Austrian Bernard Knauss was awarded the overall tour championship prize at the event, a $200,000 cash prize that competitors had been working all season to achieve.
The event also featured a side competition sponsored by Chrysler.
“Matthias Berthed, also of Austria, had amassed enough points by the time he reached the semifinals of the final slalom to claim the $100,000 prize in the four-event Chrysler Championship Series,” the Vail Trail reported.
40 years ago
April 8, 1983
Vail skiers prepared to enjoy their last few days of the season despite ample snowfall in recent weeks.
“There are more than 100 inches of snow lying at the top of Vail Mountain. Conditions are the best that they’ve been all season. So why are there only two more days left in the skiing season here in Vail? Why not keep the mountain open and let everybody enjoy some great spring skiing? Why close down Sunday? Why shut down so early? Why not stay open? Who’s to blame?” the Vail Trail asked, rhetorically. “Christians, perhaps. After all, they’re the ones who, long ago, decided that Easter would be celebrated on the Sunday following the first full moon of spring. And the Sunday following Easter is traditionally the closing day for most of the major ski areas in Colorado, Utah, and Wyoming. Why? Well, it has nothing to do with snow conditions. Easter came early this year, and so does Vail’s closing date.”
50 years ago
April 10, 1973
Vail Mountain announced it intended to keep the Back Bowls open through the mountain’s scheduled closing day of April 22, 1973.
Vail Mountain was boasting “the best spring conditions in Vail’s history,” the Vail Trail reported.

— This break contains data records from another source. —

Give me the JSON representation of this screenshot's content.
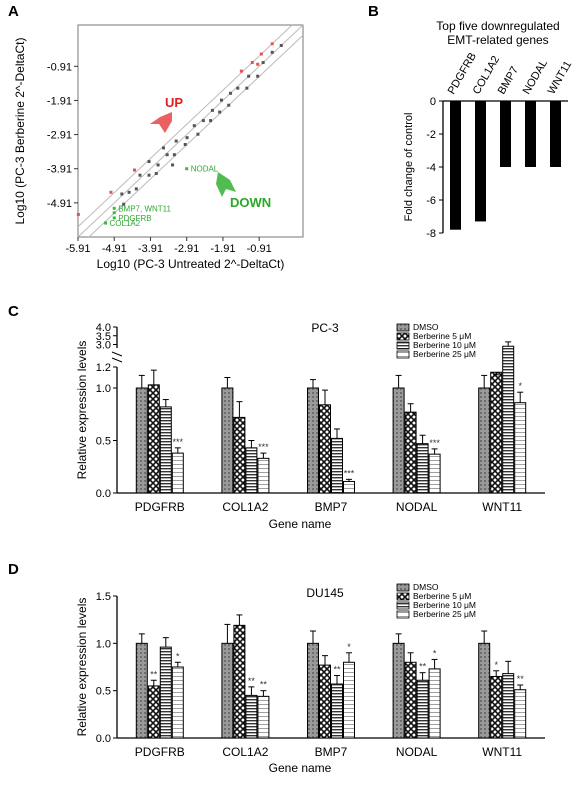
{
  "chart_data": [
    {
      "panel": "A",
      "type": "scatter",
      "xlabel": "Log10 (PC-3 Untreated 2^-DeltaCt)",
      "ylabel": "Log10 (PC-3 Berberine 2^-DeltaCt)",
      "x_ticks": [
        "-5.91",
        "-4.91",
        "-3.91",
        "-2.91",
        "-1.91",
        "-0.91"
      ],
      "y_ticks": [
        "-0.91",
        "-1.91",
        "-2.91",
        "-3.91",
        "-4.91"
      ],
      "xlim": [
        -5.91,
        0.3
      ],
      "ylim": [
        -5.91,
        0.3
      ],
      "up_label": "UP",
      "down_label": "DOWN",
      "annotations": [
        {
          "text": "NODAL",
          "x": -2.91,
          "y": -3.91
        },
        {
          "text": "BMP7, WNT11",
          "x": -4.91,
          "y": -5.07
        },
        {
          "text": "PDGFRB",
          "x": -4.91,
          "y": -5.35
        },
        {
          "text": "COL1A2",
          "x": -5.15,
          "y": -5.5
        }
      ],
      "points_gray": [
        [
          -0.3,
          -0.3
        ],
        [
          -0.55,
          -0.5
        ],
        [
          -0.8,
          -0.8
        ],
        [
          -0.95,
          -1.2
        ],
        [
          -1.2,
          -1.2
        ],
        [
          -1.25,
          -1.55
        ],
        [
          -1.5,
          -1.55
        ],
        [
          -1.7,
          -1.7
        ],
        [
          -1.75,
          -2.05
        ],
        [
          -1.95,
          -1.9
        ],
        [
          -2.0,
          -2.25
        ],
        [
          -2.2,
          -2.2
        ],
        [
          -2.25,
          -2.5
        ],
        [
          -2.45,
          -2.5
        ],
        [
          -2.6,
          -2.9
        ],
        [
          -2.7,
          -2.65
        ],
        [
          -2.9,
          -3.0
        ],
        [
          -2.95,
          -3.2
        ],
        [
          -3.2,
          -3.1
        ],
        [
          -3.25,
          -3.5
        ],
        [
          -3.45,
          -3.5
        ],
        [
          -3.55,
          -3.3
        ],
        [
          -3.7,
          -3.8
        ],
        [
          -3.75,
          -4.05
        ],
        [
          -3.95,
          -4.1
        ],
        [
          -4.2,
          -4.1
        ],
        [
          -4.3,
          -4.5
        ],
        [
          -4.5,
          -4.6
        ],
        [
          -4.7,
          -4.65
        ],
        [
          -4.65,
          -4.95
        ],
        [
          -3.95,
          -3.7
        ],
        [
          -3.3,
          -3.8
        ]
      ],
      "points_red": [
        [
          -0.55,
          -0.25
        ],
        [
          -0.85,
          -0.55
        ],
        [
          -0.95,
          -0.85
        ],
        [
          -1.1,
          -0.8
        ],
        [
          -1.4,
          -1.05
        ],
        [
          -4.35,
          -3.95
        ],
        [
          -5.9,
          -5.25
        ],
        [
          -5.0,
          -4.6
        ]
      ],
      "points_green": [
        [
          -2.91,
          -3.91
        ],
        [
          -4.91,
          -5.07
        ],
        [
          -4.91,
          -5.2
        ],
        [
          -4.91,
          -5.35
        ],
        [
          -5.15,
          -5.5
        ]
      ]
    },
    {
      "panel": "B",
      "type": "bar",
      "title": [
        "Top five downregulated",
        "EMT-related genes"
      ],
      "ylabel": "Fold change of control",
      "categories": [
        "PDGFRB",
        "COL1A2",
        "BMP7",
        "NODAL",
        "WNT11"
      ],
      "values": [
        -7.8,
        -7.3,
        -4.0,
        -4.0,
        -4.0
      ],
      "ylim": [
        -8,
        0
      ],
      "y_ticks": [
        "0",
        "-2",
        "-4",
        "-6",
        "-8"
      ]
    },
    {
      "panel": "C",
      "type": "bar",
      "title": "PC-3",
      "ylabel": "Relative expression levels",
      "xlabel": "Gene name",
      "categories": [
        "PDGFRB",
        "COL1A2",
        "BMP7",
        "NODAL",
        "WNT11"
      ],
      "y_ticks_low": [
        "0.0",
        "0.5",
        "1.0",
        "1.2"
      ],
      "y_ticks_high": [
        "3.0",
        "3.5",
        "4.0"
      ],
      "series": [
        {
          "name": "DMSO",
          "values": [
            1.0,
            1.0,
            1.0,
            1.0,
            1.0
          ],
          "errors": [
            0.12,
            0.1,
            0.08,
            0.12,
            0.12
          ]
        },
        {
          "name": "Berberine 5 μM",
          "values": [
            1.03,
            0.72,
            0.84,
            0.77,
            1.15
          ],
          "errors": [
            0.14,
            0.15,
            0.14,
            0.08,
            0.12
          ]
        },
        {
          "name": "Berberine 10 μM",
          "values": [
            0.82,
            0.43,
            0.52,
            0.47,
            2.9
          ],
          "errors": [
            0.07,
            0.07,
            0.09,
            0.08,
            0.25
          ]
        },
        {
          "name": "Berberine 25 μM",
          "values": [
            0.38,
            0.33,
            0.11,
            0.37,
            0.86
          ],
          "errors": [
            0.05,
            0.05,
            0.02,
            0.05,
            0.1
          ]
        }
      ],
      "significance": {
        "PDGFRB": "***",
        "COL1A2": "***",
        "BMP7": "***",
        "NODAL": "***",
        "WNT11": "*"
      }
    },
    {
      "panel": "D",
      "type": "bar",
      "title": "DU145",
      "ylabel": "Relative expression levels",
      "xlabel": "Gene name",
      "categories": [
        "PDGFRB",
        "COL1A2",
        "BMP7",
        "NODAL",
        "WNT11"
      ],
      "ylim": [
        0,
        1.5
      ],
      "y_ticks": [
        "0.0",
        "0.5",
        "1.0",
        "1.5"
      ],
      "series": [
        {
          "name": "DMSO",
          "values": [
            1.0,
            1.0,
            1.0,
            1.0,
            1.0
          ],
          "errors": [
            0.1,
            0.2,
            0.13,
            0.1,
            0.13
          ]
        },
        {
          "name": "Berberine 5 μM",
          "values": [
            0.55,
            1.19,
            0.77,
            0.8,
            0.65
          ],
          "errors": [
            0.06,
            0.11,
            0.1,
            0.1,
            0.06
          ]
        },
        {
          "name": "Berberine 10 μM",
          "values": [
            0.96,
            0.45,
            0.57,
            0.61,
            0.68
          ],
          "errors": [
            0.1,
            0.09,
            0.09,
            0.08,
            0.13
          ]
        },
        {
          "name": "Berberine 25 μM",
          "values": [
            0.75,
            0.44,
            0.8,
            0.73,
            0.51
          ],
          "errors": [
            0.05,
            0.06,
            0.1,
            0.1,
            0.05
          ]
        }
      ],
      "significance_5": [
        "**",
        "",
        "",
        "",
        "*"
      ],
      "significance_10": [
        "",
        "**",
        "**",
        "**",
        ""
      ],
      "significance_25": [
        "*",
        "**",
        "*",
        "*",
        "**"
      ]
    }
  ],
  "panel_letters": {
    "a": "A",
    "b": "B",
    "c": "C",
    "d": "D"
  }
}
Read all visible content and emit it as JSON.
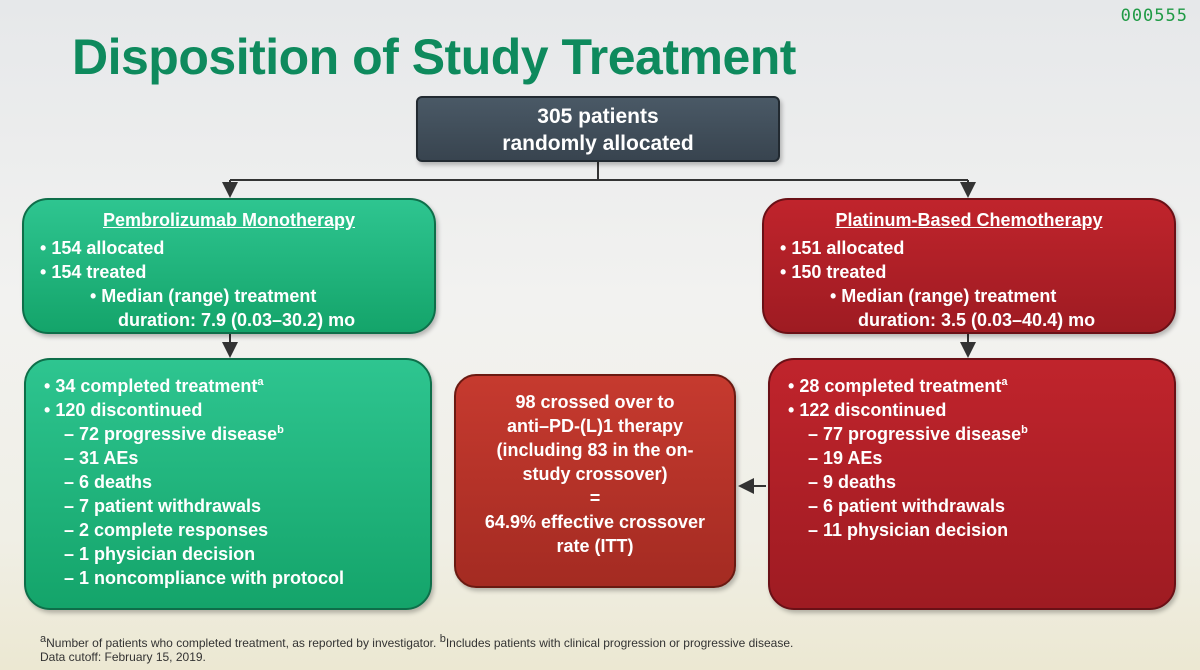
{
  "slide_id": "000555",
  "title": "Disposition of Study Treatment",
  "top": {
    "line1": "305 patients",
    "line2": "randomly allocated"
  },
  "left_arm": {
    "heading": "Pembrolizumab Monotherapy",
    "allocated": "154 allocated",
    "treated": "154 treated",
    "median_line1": "• Median (range) treatment",
    "median_line2": "duration: 7.9 (0.03–30.2) mo"
  },
  "right_arm": {
    "heading": "Platinum-Based Chemotherapy",
    "allocated": "151 allocated",
    "treated": "150 treated",
    "median_line1": "• Median (range) treatment",
    "median_line2": "duration: 3.5 (0.03–40.4) mo"
  },
  "left_outcome": {
    "completed": "34 completed treatment",
    "completed_sup": "a",
    "discontinued": "120 discontinued",
    "reasons": [
      "72 progressive disease",
      "31 AEs",
      "6 deaths",
      "7 patient withdrawals",
      "2 complete responses",
      "1 physician decision",
      "1 noncompliance with protocol"
    ],
    "pd_sup": "b"
  },
  "right_outcome": {
    "completed": "28 completed treatment",
    "completed_sup": "a",
    "discontinued": "122 discontinued",
    "reasons": [
      "77 progressive disease",
      "19 AEs",
      "9 deaths",
      "6 patient withdrawals",
      "11 physician decision"
    ],
    "pd_sup": "b"
  },
  "crossover": {
    "lines": [
      "98 crossed over to",
      "anti–PD-(L)1 therapy",
      "(including 83 in the on-",
      "study crossover)",
      "=",
      "64.9% effective crossover",
      "rate (ITT)"
    ]
  },
  "footnote": {
    "a_mark": "a",
    "a_text": "Number of patients who completed treatment, as reported by investigator.",
    "b_mark": "b",
    "b_text": "Includes patients with clinical progression or progressive disease.",
    "cutoff": "Data cutoff: February 15, 2019."
  },
  "colors": {
    "title": "#0e8a5d",
    "green_box": "#1fb47c",
    "red_box": "#b0202a",
    "top_box": "#3f4b56"
  }
}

“The base at the summit as of April 10 was reported to be 80 inches, offering some of the best skiing of the season,” the Trail reported. “Both gondolas 1 and 2 will be open through April 22, as well as chair lifts 2, 3, 4, 5 and 6. Chair lift 7 serving Game Creek Bowl will be open on weekends, and chair lift 1 will also be open depending on demand. Either the Golden Peak mighty mite or the poma will remain open for beginners as well as the poma at Mid-Vail.”
60 years ago
April 4, 1963
Property in Eagle County was changing hands “at a rapid rate,” the Eagle County Enterprise reported.
The Enterprise detailed property transfers that were recorded during March, including “A parcel of land on Gore Creek,” a “lot in Vail Village,” a “ranch properly on Milk Creek,” a “lot in Vail Village” a “lot in Vail Village,” “7.54 acres on Gore Creek,” “lots in Vail Village,” and many others across the county.